John Oliver Rips HBO Parent AT&T Amid Lengthy Rant About FCC and Robocalls

He also pushed a big red button that he said would "unleash hell" on the five FCC commissioners in the form of an anti-robocall robocall every 90 minutes.
Eric Liebowitz/HBO

John Oliver took a swipe at HBO's new parent company AT&T on Sunday's Last Week Tonight during his show's main segment, which saw him decry the increasing amount of robocalls being made in the U.S. and the FCC's unwillingness or inability to do anything about them.

"Everybody is annoyed by robocalls; hatred of them might be the only thing everyone in America agrees on now," he said.

He cited statistics that said the number of calls increased by 57 percent last year to nearly 50 billion in total. He also showed a news clip noting that robocalls are the No. 1 complaint to the FCC every year, totaling more than 500,000 a year, about 60 percent of all complaints received by the FCC.

"They are definitely aware of the problem," Oliver said, noting that while some are useful, such as automated calls about school closings or reminders about prescriptions, "the vast majority vary from irritating to outright illegal." Among the top robocallers each year are companies including Capital One, Comcast and Wells Fargo, who use the technology to "chase debts."

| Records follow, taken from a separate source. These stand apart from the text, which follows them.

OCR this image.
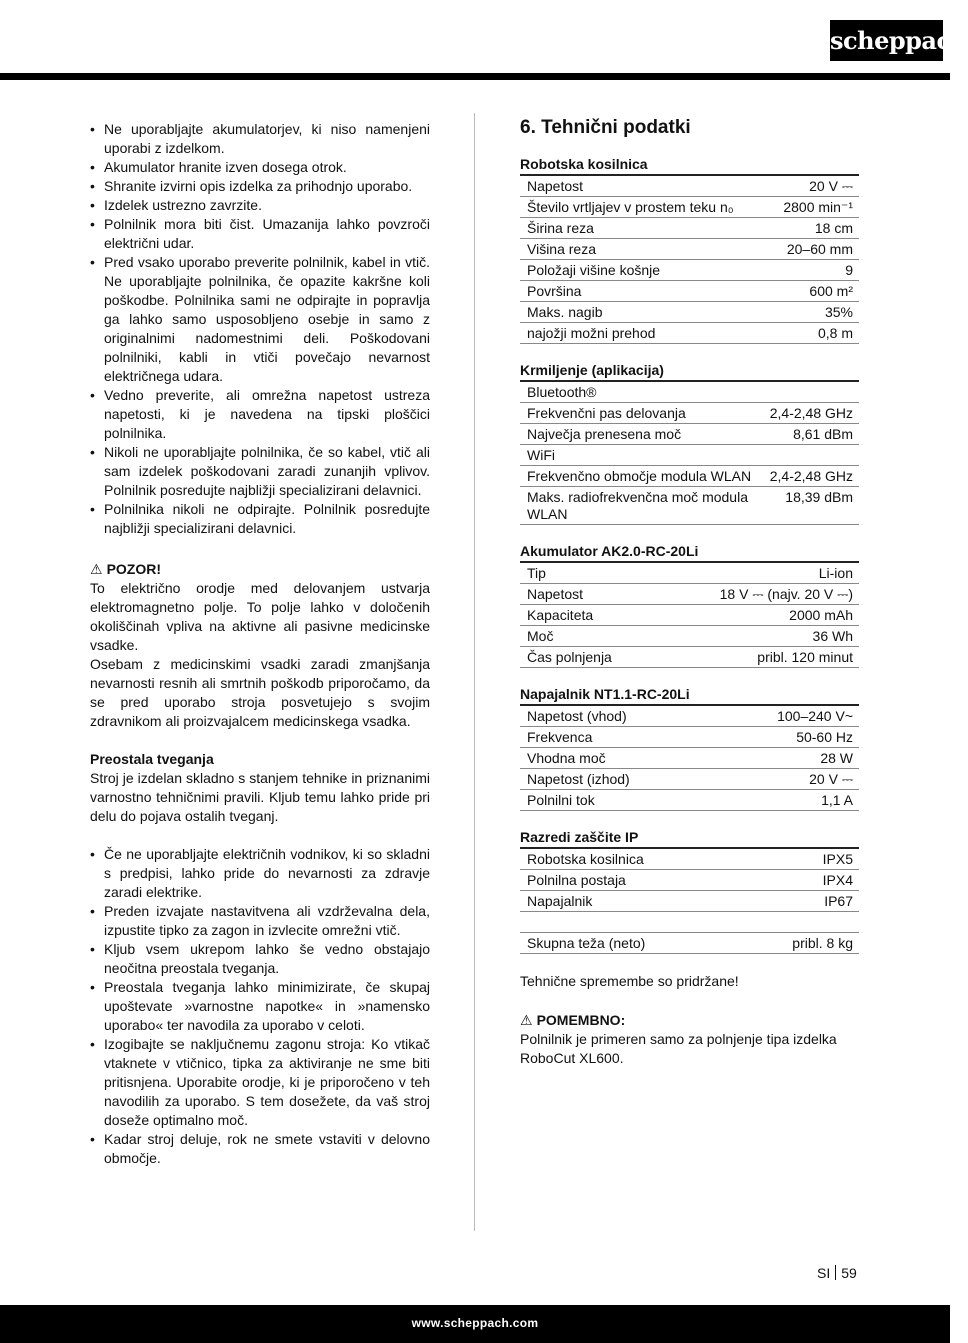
scheppach
• Ne uporabljajte akumulatorjev, ki niso namenjeni uporabi z izdelkom.
• Akumulator hranite izven dosega otrok.
• Shranite izvirni opis izdelka za prihodnjo uporabo.
• Izdelek ustrezno zavrzite.
• Polnilnik mora biti čist. Umazanija lahko povzroči električni udar.
• Pred vsako uporabo preverite polnilnik, kabel in vtič. Ne uporabljajte polnilnika, če opazite kakršne koli poškodbe. Polnilnika sami ne odpirajte in popravlja ga lahko samo usposobljeno osebje in samo z originalnimi nadomestnimi deli. Poškodovani polnilniki, kabli in vtiči povečajo nevarnost električnega udara.
• Vedno preverite, ali omrežna napetost ustreza napetosti, ki je navedena na tipski ploščici polnilnika.
• Nikoli ne uporabljajte polnilnika, če so kabel, vtič ali sam izdelek poškodovani zaradi zunanjih vplivov. Polnilnik posredujte najbližji specializirani delavnici.
• Polnilnika nikoli ne odpirajte. Polnilnik posredujte najbližji specializirani delavnici.
⚠ POZOR!

To električno orodje med delovanjem ustvarja elektromagnetno polje. To polje lahko v določenih okoliščinah vpliva na aktivne ali pasivne medicinske vsadke.

Osebam z medicinskimi vsadki zaradi zmanjšanja nevarnosti resnih ali smrtnih poškodb priporočamo, da se pred uporabo stroja posvetujejo s svojim zdravnikom ali proizvajalcem medicinskega vsadka.

Preostala tveganja

Stroj je izdelan skladno s stanjem tehnike in priznanimi varnostno tehničnimi pravili. Kljub temu lahko pride pri delu do pojava ostalih tveganj.

• Če ne uporabljajte električnih vodnikov, ki so skladni s predpisi, lahko pride do nevarnosti za zdravje zaradi elektrike.
• Preden izvajate nastavitvena ali vzdrževalna dela, izpustite tipko za zagon in izvlecite omrežni vtič.
• Kljub vsem ukrepom lahko še vedno obstajajo neočitna preostala tveganja.
• Preostala tveganja lahko minimizirate, če skupaj upoštevate »varnostne napotke« in »namensko uporabo« ter navodila za uporabo v celoti.
• Izogibajte se naključnemu zagonu stroja: Ko vtikač vtaknete v vtičnico, tipka za aktiviranje ne sme biti pritisnjena. Uporabite orodje, ki je priporočeno v teh navodilih za uporabo. S tem dosežete, da vaš stroj doseže optimalno moč.
• Kadar stroj deluje, rok ne smete vstaviti v delovno območje.
6. Tehnični podatki
Robotska kosilnica
Napetost	20 V ⎓
Število vrtljajev v prostem teku n₀	2800 min⁻¹
Širina reza	18 cm
Višina reza	20–60 mm
Položaji višine košnje	9
Površina	600 m²
Maks. nagib	35%
najožji možni prehod	0,8 m
Krmiljenje (aplikacija)
Bluetooth®	
Frekvenčni pas delovanja	2,4-2,48 GHz
Največja prenesena moč	8,61 dBm
WiFi	
Frekvenčno območje modula WLAN	2,4-2,48 GHz
Maks. radiofrekvenčna moč modula WLAN	18,39 dBm
Akumulator AK2.0-RC-20Li
Tip	Li-ion
Napetost	18 V ⎓ (najv. 20 V ⎓)
Kapaciteta	2000 mAh
Moč	36 Wh
Čas polnjenja	pribl. 120 minut
Napajalnik NT1.1-RC-20Li
Napetost (vhod)	100–240 V~
Frekvenca	50-60 Hz
Vhodna moč	28 W
Napetost (izhod)	20 V ⎓
Polnilni tok	1,1 A
Razredi zaščite IP
Robotska kosilnica	IPX5
Polnilna postaja	IPX4
Napajalnik	IP67

Skupna teža (neto)	pribl. 8 kg

Tehnične spremembe so pridržane!

⚠ POMEMBNO:

Polnilnik je primeren samo za polnjenje tipa izdelka RoboCut XL600.

SI 59
www.scheppach.com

Noting that it is estimated that nearly half of all mobile calls will be robocalls next year, Oliver said: "This is a real problem for consumers because we have to use our phone. We can't go back to the days when everyone would just shout their message into a jar and then mail that jar across the country. That was a terrible system, as it was only marginally more accurate than having AT&T now."

He then appeared to taunt his new corporate overlords, adding with a little dance: "Oh you like that business, daddy? Johnny's acting up again, Johnny's acting up. I bet I'm going to get some spicy jars in the mail about that."

He took yet another jab later, noting that the only way to get telcom companies to take action against robocallers is to "force them" to listen to the complaints: "And AT&T isn't going to listen to you at all, unless you call them on T-Mobile — how would they hear you otherwise? Their call would drop out. That's right, business daddy. Oh that's right. You've inherited a problem child. Let's dance. Let's dance, you and I."

It's not the first time he has criticized HBO's new owner. In November, he took AT&T to task over its support of Iowa Rep. Steve King — who publicly declared his support for Toronto mayoral candidate Faith Goldy, who has been labeled a white nationalist, and met with leaders of the Austria Freedom Party, which has been linked to Nazis and whose founder was reportedly in the SS — and the company's delay in announcing its employee PAC would no longer be donating to King.

Moving on to the FCC, Oliver attacked the commissioners for failing to do more to eradicate the spam calls.

"If only there were a way to get the FCC's attention," Oliver said. "One way to do that would be if someone had, I don't know, say, the office numbers of all five FCC commissioners. Because then you could, hypothetically, have a program to robocall all of those numbers every 90 minutes with a message, say, oh, I don't know. Like, this."

He then played a recorded message that said, in his own voice: "Hi, FCC! This is John from customer service. Congratulations! You’ve just won a chance to lower robocalls in America today. Sorry, but I am a live person. Robocalls are incredibly annoying, and the person who can stop them is you! Talk to you again in 90 minutes. Here’s some bagpipe music."

Oliver said that robocalling is so easy, the show's tech guy figured out how to do it in just 15 minutes. He then pushed a big red button that he said would "unleash hell" on the commissioners.